From the figure, it can be observed that points P, Q, R are dividing the line segment in a ratio 1 : 3, 1 : 1, 3 : 1 respectively.

Coordinates of P =

`((1xx2+3xx(-2))/(1+3),(1xx8+3xx2)/(1+3))`

= `(-1, 7/2)`

Coordinates of Q = `((2+(-2))/2, (2+8)/2)`

= (0, 5)

Coordinates of R = `((3xx2+1xx(-2))/(3+1), (3xx8+1xx2)/(3+1))`

= `(1, 13/2)`

Answer 2

The coordinates of the midpoint (x_m, y_m) between two points (x₁, y₁) and (x₂, y₂) is given by,

`(x_m,y_m) = ((x_1 + x_2)/2)"," ((y_1 + y_2)/2)`

Here we are supposed to find the points which divide the line joining A(−2, 2) and B(2, 8) into 4 equal parts.

We shall first find the midpoint M(x, y) of these two points since this point will divide the line into two equal parts.

`(x_m, y_m)  = ((-2+2)/2)","((2+ 8)/2)`

`(x_m, y_m) = (0,5)`

So the point M(0, 5) splits this line into two equal parts.

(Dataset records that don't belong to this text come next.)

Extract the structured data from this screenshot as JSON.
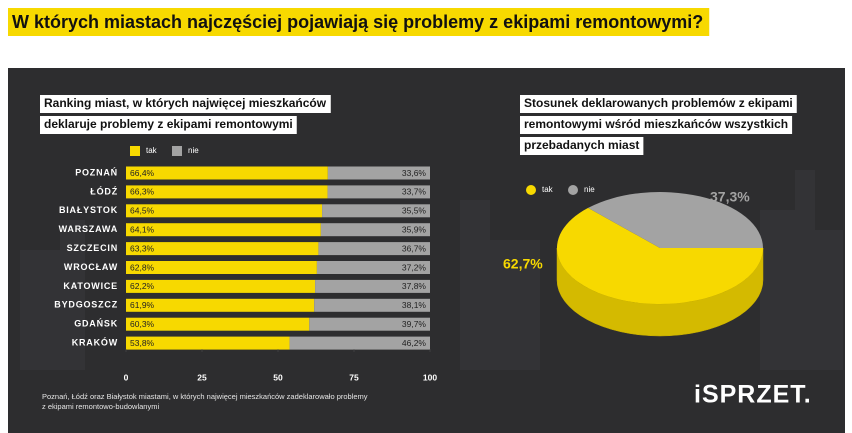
{
  "title": "W których miastach najczęściej pojawiają się problemy z ekipami remontowymi?",
  "footnote": [
    "Poznań, Łódź oraz Białystok miastami, w których najwięcej mieszkańców zadeklarowało problemy",
    "z ekipami remontowo-budowlanymi"
  ],
  "logo": "iSPRZET.",
  "chart_data": [
    {
      "type": "hbar-stacked",
      "title": [
        "Ranking miast, w których najwięcej mieszkańców",
        "deklaruje problemy z ekipami remontowymi"
      ],
      "categories": [
        "POZNAŃ",
        "ŁÓDŹ",
        "BIAŁYSTOK",
        "WARSZAWA",
        "SZCZECIN",
        "WROCŁAW",
        "KATOWICE",
        "BYDGOSZCZ",
        "GDAŃSK",
        "KRAKÓW"
      ],
      "series": [
        {
          "name": "tak",
          "color": "#f7d900",
          "values": [
            66.4,
            66.3,
            64.5,
            64.1,
            63.3,
            62.8,
            62.2,
            61.9,
            60.3,
            53.8
          ],
          "value_labels": [
            "66,4%",
            "66,3%",
            "64,5%",
            "64,1%",
            "63,3%",
            "62,8%",
            "62,2%",
            "61,9%",
            "60,3%",
            "53,8%"
          ]
        },
        {
          "name": "nie",
          "color": "#a3a3a3",
          "values": [
            33.6,
            33.7,
            35.5,
            35.9,
            36.7,
            37.2,
            37.8,
            38.1,
            39.7,
            46.2
          ],
          "value_labels": [
            "33,6%",
            "33,7%",
            "35,5%",
            "35,9%",
            "36,7%",
            "37,2%",
            "37,8%",
            "38,1%",
            "39,7%",
            "46,2%"
          ]
        }
      ],
      "xlim": [
        0,
        100
      ],
      "xticks": [
        0,
        25,
        50,
        75,
        100
      ]
    },
    {
      "type": "pie",
      "title": [
        "Stosunek deklarowanych problemów z ekipami",
        "remontowymi wśród mieszkańców wszystkich",
        "przebadanych miast"
      ],
      "categories": [
        "tak",
        "nie"
      ],
      "values": [
        62.7,
        37.3
      ],
      "value_labels": [
        "62,7%",
        "37,3%"
      ],
      "colors": [
        "#f7d900",
        "#a3a3a3"
      ]
    }
  ]
}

Now, we need to find the midpoint of A(−2, 2) and M(0, 5) separately and the midpoint of B(2, 8) and M(0, 5). These two points along with M(0, 5) split the line joining the original two points into four equal parts.

Let M₁(e, d) be the midpoint of A(−2, 2) and M(0, 5).

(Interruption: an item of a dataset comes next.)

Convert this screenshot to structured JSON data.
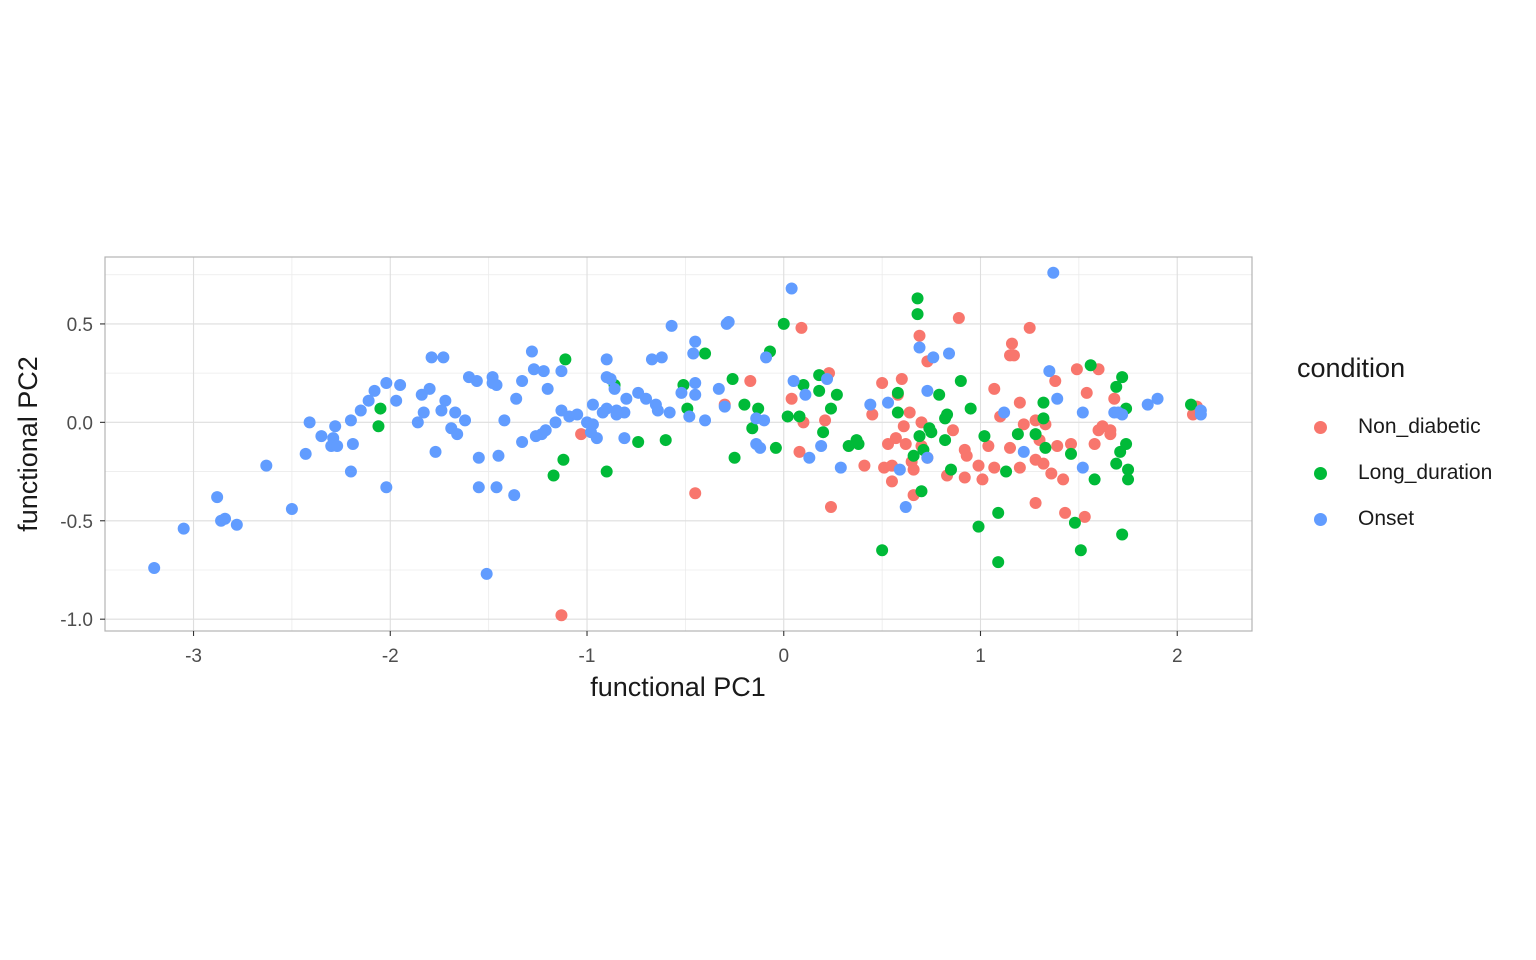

`(e,d) = ((-2 + 0)/2)"," ((2 +5)/2)`

`(e,d) = (-1, 7/2)`

Now let M₂(g, h) be the midpoint of B(2, 8) and M(0, 5).

`(g,h) = ((2 +0)/2)","((8 + 5)/2)`

`(g,h) = (1, 13/2)`

Hence, the co-ordinates of the points which divide the line joining the two given points are `(-1, 7/2)`, (0, 5) and `(1, 13/2)`.